Most older theories of humor all come up short in one way or another, says A. Peter McGraw, of the University of Colorado-Boulder, who coauthored the study with Caleb Warren. Freud thought humor came from a release of tension; another theory holds that humor comes from a sense of superiority, and still another from incongruity. The researchers, however, point out that all of these could happen if you accidentally killed your spouse—but that wouldn’t be funny. They thought that instead, a situation might be funny only if it also seems benign.
To test their hypothesis, the researchers presented various situations to volunteers they rewarded with candy bars. In one experiment, the volunteers read pairs of situations—for example, one where Jimmy Dean hired a rabbi as spokesman for their new line of pork products, and one where Jimmy Dean hired a farmer as spokesman for their new line of pork products.
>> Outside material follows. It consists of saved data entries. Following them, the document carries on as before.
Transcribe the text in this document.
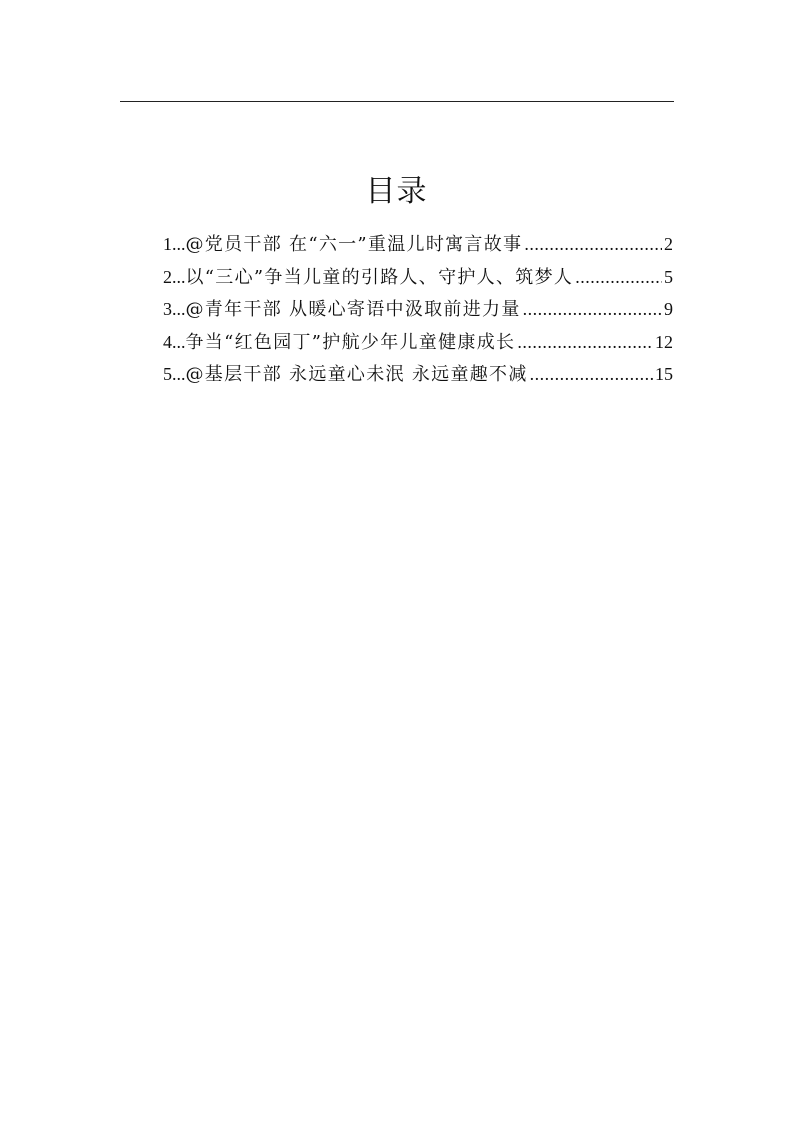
目录
1... @党员干部 在“六一”重温儿时寓言故事 .....	2
2... 以“三心”争当儿童的引路人、守护人、筑梦人 .....	5
3... @青年干部 从暖心寄语中汲取前进力量 .....	9
4... 争当“红色园丁”护航少年儿童健康成长 .....	12
5... @基层干部 永远童心未泯 永远童趣不减 .....	15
The situation with a moral violation—having a rabbi promote pork—was both more likely to be seen as wrong and more likely to make the reader laugh.
The other part of the study tested whether benign appraisals of a moral violation made it funnier. For one experiment, participants read a scenario in which either a church or a credit union raffles off an SUV to attract new members. The participants were disgusted when the church attracted members with a raffle, but not the credit union. But whether they were amused by the church depended in part on whether they went to church themselves; non-churchgoers were more likely to think that was funny. The researchers think this is because the non-churchgoers are “not particularly committed to the sanctity of churches,” says McGraw—so for them, the moral violation seems benign. Another experiment confirmed that people who have more psychological distance from a moral violation are more likely to be amused. The research is published in Psychological Science, a journal of the Association for Psychological Science.
“We laugh when Moe hits Larry because we know that Larry’s not really being hurt,” says McGraw, referring to humorous slapstick. “It’s a violation of social norms. You don’t hit people, especially a friend. But it’s okay because it’s not real.” He points out a recent example, an internet video of a chain-smoking Indonesian toddler. “When I was first told about that, I laughed, because it seems unreal—what parent would let their kids smoke cigarettes? The fact that the situation seemed unbelievable made it benign. Then when I saw the video of this kid smoking, it was no longer possible to laugh about it.”
McGraw thinks the theory works for other kinds of humor, like puns, which break a linguistic convention or rule but are still okay because they adhere to another rule, so the sentence still makes sense. It also explains why dramas and action movies play better outside of their home countries than comedies do. “It’s hard to find a comedy that’s funny cross-culturally because the ways that violations can be benign differ from culture to culture. The comedy that is funny cross-culturally tends to involve a lot of physical humor. The violations are clear no matter who you are,” he says.